Еще один писака спешил уведомить общественность, что мир, оказывается, был заключен на крайне невыгодных условиях, так что Отца Победы следует именовать Отцом Поражения… И 17 января 1920 года, когда парламентарии, собравшиеся в Версале, голосовали за Поля Дешанеля, Клемансо укрылся в Живерни.

Зная об отношении к себе большинства депутатов, он даже не стал официально выставлять свою кандидатуру.

— На вашем месте, — заявил ему Моне, — я действовал бы точно так же! Раз уж речь зашла о таких высоких понятиях, как чувство собственного достоинства, не вам, спасителю страны, перед ними капитулировать! [230]
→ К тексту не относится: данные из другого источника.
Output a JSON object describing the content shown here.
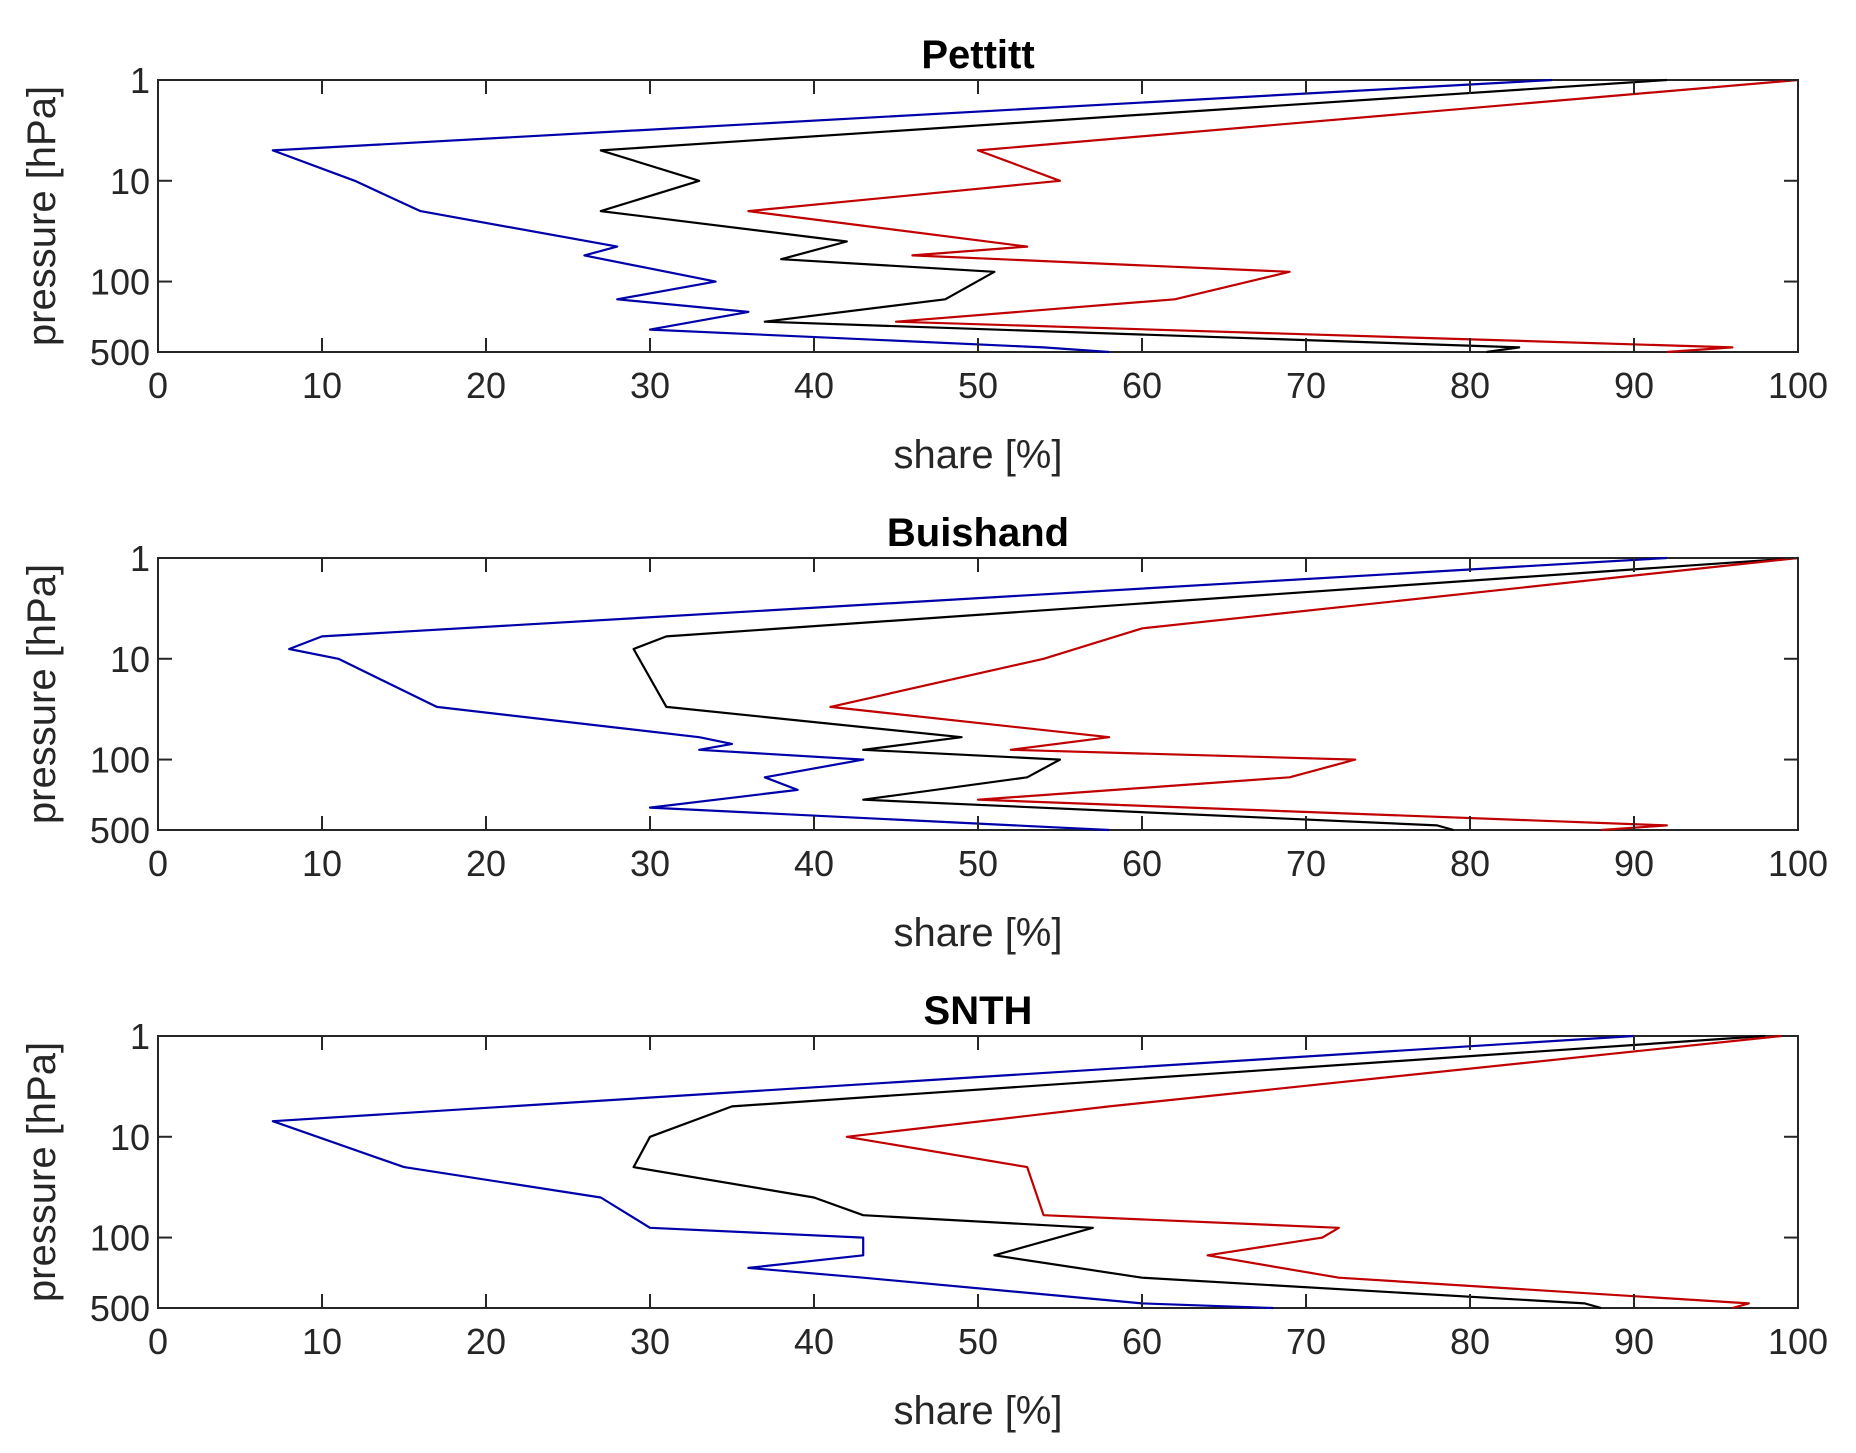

Клемансо повезло с другом. Кому еще он мог открыть душу и где еще мог встретить искреннее сочувствие, в котором так нуждался? Что бы там ни говорил уроженец Вандеи о высшей государственной должности, однажды назвавший президентскую власть органом столь же бесполезным, как простата, политический проигрыш больно ранил его. Но и Моне повезло не меньше. Советы и поддержка старого приятеля оказались для него бесценными. Два эти гиганта, словно два раненых зверя, пришли на помощь друг другу, демонстрируя поразительную душевную теплоту.

230

Jean-Baptiste Duroselle.Clemenceau.

У Моне дела шли неважно. Он, например, узнал, что перебравшиеся в США Батлеры бедствуют, поэтому ему пришлось срочно принимать необходимые меры. 3 декабря 1919 года Моне сообщили, что умер Ренуар — его дорогой Ренуар, один из последних остававшихся в живых пионеров импрессионизма.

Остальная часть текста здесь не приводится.